如何在熊猫数据框中读取嵌套的 json 文件?

Posted

技术标签:

【中文标题】如何在熊猫数据框中读取嵌套的 json 文件?【英文标题】:how to read nested json file in pandas dataframe? 【发布时间】:2019-07-28 19:59:18 【问题描述】:

我学习了如何在 pandas 数据框中加载和读取 json 文件。但是,我有多个关于新闻的 json 文件,每个 json 文件都有一个相当复杂的嵌套结构来表示新闻内容及其元数据。我需要在 pandas 数据框中读取它们以进行下一次下游分析。所以我想出了如何在python中加载和读取json文件。但是,我为我的 json 文件学习的解决方案对我不起作用。这是即时的示例 json 数据 sn-p:example json file,这是我尝试过的:

import os, json
import pandas as pd

path_to_json = 'FakeNewsNetData/BuzzFeed/FakeNewsContent/'  // multiple json files
json_files = [pos_json for pos_json in os.listdir(path_to_json) if pos_json.endswith('.json')]

with open('json_files[0]') as f:
    data = pd.DataFrame(json.loads(line) for line in f)
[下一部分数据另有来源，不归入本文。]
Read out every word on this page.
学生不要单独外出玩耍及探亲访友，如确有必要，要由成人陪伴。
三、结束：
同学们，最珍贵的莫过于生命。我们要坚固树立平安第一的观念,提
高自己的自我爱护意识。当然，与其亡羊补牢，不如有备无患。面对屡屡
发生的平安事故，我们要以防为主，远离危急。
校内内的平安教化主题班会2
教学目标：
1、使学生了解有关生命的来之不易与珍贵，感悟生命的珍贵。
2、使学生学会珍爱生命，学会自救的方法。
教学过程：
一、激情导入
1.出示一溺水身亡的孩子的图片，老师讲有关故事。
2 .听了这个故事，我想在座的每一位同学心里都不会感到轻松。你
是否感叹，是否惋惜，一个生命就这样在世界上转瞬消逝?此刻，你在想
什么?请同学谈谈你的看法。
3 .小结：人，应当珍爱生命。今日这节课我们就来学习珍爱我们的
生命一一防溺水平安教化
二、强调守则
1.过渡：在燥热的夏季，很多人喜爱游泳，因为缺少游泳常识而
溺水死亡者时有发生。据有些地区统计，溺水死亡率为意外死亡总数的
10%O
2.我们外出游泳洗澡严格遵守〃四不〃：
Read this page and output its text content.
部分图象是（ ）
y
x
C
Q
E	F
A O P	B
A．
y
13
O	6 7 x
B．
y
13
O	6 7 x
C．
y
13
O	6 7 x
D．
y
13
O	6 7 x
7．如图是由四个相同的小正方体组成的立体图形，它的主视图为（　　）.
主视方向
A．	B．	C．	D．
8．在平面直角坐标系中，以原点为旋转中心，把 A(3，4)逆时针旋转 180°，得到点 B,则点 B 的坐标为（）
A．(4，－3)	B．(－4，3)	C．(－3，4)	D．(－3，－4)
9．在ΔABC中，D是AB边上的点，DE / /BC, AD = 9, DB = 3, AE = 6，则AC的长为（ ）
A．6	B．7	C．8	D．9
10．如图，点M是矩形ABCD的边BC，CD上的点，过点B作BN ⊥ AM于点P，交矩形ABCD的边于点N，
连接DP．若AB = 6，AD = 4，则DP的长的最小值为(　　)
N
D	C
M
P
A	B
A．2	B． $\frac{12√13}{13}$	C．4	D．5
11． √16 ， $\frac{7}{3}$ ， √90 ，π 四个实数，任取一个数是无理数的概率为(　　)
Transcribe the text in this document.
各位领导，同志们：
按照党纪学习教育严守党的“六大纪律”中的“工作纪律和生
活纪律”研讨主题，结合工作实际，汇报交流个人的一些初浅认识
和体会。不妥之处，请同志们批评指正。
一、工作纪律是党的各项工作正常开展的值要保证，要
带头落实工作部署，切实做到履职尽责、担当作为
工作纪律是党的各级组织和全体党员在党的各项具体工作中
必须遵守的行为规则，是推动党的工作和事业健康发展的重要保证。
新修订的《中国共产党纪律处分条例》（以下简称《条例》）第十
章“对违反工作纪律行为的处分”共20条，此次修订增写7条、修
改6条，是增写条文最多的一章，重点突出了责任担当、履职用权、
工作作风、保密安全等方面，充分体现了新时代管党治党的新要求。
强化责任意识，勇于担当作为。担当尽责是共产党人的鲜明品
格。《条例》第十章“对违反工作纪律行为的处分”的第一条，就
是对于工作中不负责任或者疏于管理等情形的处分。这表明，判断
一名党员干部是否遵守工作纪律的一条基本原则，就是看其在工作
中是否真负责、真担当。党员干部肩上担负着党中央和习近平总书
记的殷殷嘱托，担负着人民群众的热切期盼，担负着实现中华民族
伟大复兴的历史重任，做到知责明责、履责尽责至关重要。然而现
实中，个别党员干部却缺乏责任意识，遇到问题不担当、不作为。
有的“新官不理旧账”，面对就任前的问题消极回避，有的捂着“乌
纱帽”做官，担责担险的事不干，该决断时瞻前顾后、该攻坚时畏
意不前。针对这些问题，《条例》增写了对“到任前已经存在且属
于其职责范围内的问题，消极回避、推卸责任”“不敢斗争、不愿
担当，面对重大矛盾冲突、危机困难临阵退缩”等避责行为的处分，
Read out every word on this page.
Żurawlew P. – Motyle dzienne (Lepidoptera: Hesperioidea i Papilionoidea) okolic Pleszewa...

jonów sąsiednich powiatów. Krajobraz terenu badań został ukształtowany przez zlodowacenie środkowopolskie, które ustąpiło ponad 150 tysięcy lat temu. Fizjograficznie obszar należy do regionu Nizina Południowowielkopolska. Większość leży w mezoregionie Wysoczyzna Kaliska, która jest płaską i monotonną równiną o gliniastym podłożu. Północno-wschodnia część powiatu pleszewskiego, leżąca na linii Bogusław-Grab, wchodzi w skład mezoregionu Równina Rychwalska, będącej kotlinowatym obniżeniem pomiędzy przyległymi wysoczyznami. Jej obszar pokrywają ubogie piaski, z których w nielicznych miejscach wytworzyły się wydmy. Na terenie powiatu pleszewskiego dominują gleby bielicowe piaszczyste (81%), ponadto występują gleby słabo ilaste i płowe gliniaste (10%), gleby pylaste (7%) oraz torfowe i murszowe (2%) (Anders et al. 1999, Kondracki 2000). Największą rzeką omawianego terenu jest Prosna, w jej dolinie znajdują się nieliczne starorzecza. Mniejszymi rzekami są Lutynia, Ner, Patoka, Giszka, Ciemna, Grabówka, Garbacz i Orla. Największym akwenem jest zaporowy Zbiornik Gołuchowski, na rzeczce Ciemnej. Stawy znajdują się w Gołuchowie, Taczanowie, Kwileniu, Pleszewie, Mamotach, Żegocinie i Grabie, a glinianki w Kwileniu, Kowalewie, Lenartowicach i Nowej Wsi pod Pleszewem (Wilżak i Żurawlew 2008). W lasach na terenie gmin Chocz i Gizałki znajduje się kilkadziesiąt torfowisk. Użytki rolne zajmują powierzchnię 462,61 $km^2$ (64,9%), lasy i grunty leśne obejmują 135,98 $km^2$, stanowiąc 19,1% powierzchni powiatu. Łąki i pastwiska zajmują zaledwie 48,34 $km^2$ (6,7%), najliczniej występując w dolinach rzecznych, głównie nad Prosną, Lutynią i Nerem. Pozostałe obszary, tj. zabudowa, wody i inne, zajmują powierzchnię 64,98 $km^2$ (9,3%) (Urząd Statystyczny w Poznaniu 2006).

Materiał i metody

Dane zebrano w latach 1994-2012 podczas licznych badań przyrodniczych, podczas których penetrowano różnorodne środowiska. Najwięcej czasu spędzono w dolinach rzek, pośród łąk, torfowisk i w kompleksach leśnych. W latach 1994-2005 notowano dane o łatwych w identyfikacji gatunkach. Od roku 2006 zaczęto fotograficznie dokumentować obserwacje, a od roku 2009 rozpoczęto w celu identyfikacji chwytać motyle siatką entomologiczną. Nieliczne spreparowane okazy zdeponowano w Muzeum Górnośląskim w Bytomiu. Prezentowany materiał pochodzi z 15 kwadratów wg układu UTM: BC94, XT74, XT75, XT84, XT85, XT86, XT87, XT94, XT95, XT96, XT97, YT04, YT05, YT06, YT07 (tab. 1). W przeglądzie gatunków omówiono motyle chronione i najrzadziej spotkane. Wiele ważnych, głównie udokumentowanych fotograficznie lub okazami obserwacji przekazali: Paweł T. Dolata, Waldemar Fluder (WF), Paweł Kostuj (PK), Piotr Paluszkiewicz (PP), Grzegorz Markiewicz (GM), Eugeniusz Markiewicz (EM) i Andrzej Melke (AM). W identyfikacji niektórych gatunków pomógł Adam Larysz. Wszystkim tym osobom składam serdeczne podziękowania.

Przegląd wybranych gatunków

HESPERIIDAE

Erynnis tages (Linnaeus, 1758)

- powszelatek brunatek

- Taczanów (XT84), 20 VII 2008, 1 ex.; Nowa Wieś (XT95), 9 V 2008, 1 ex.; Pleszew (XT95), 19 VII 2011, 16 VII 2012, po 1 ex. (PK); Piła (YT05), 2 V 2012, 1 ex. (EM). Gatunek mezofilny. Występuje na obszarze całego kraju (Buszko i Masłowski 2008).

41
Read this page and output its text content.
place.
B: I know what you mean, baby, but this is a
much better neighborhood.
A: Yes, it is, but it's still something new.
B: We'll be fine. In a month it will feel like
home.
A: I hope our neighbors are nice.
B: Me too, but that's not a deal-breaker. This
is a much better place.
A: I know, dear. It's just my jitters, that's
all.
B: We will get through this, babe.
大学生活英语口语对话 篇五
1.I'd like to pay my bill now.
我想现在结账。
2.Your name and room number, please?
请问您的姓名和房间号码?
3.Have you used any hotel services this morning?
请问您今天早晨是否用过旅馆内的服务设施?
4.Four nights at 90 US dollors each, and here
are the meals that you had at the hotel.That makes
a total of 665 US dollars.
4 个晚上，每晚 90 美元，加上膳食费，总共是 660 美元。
但我没有得到预期的 pandas 数据框。如何将具有嵌套结构的 json 文件很好地读入 pandas 数据帧?有没有人看一下示例 json data sn-p 并提供一个可能的想法来使这项工作在 pandas 数据框中工作?有什么想法吗?谢谢

json数据来源

我使用了来自这个 github 存储库的 json 数据:FakeNewsNet Dataset,因此您可以浏览原始数据的样子并从中创建整洁的 pandas 数据框。有什么想法可以轻松完成吗?再次感谢

更新 2

我尝试了以下解决方案,但它对我不起作用:

import json
import pandas as pd
with open('FakeNewsContent/BuzzFeed_Fake_1-Webpage.json', 'r') as f:
    data = json.load(f)
df = pd.DataFrame(data)

ValueError: 数组的长度必须相同

【问题讨论】:

Pandas read nested json的可能重复 @MayurBhangale 我也试过了,但没用,有更好的主意吗? 【参考方案1】:
import os
import glob
import json

from pandas.io.json import json_normalize

path_to_json = 'FakeNewsNetData/BuzzFeed/FakeNewsContent/'
json_paths = glob.glob(os.path.join(path_to_json, "*.json"))
df = pd.concat((json_normalize(json.load(open(p))) for p in json_paths), axis=0)
df = df.reset_index(drop=True)  # Optionally reset index.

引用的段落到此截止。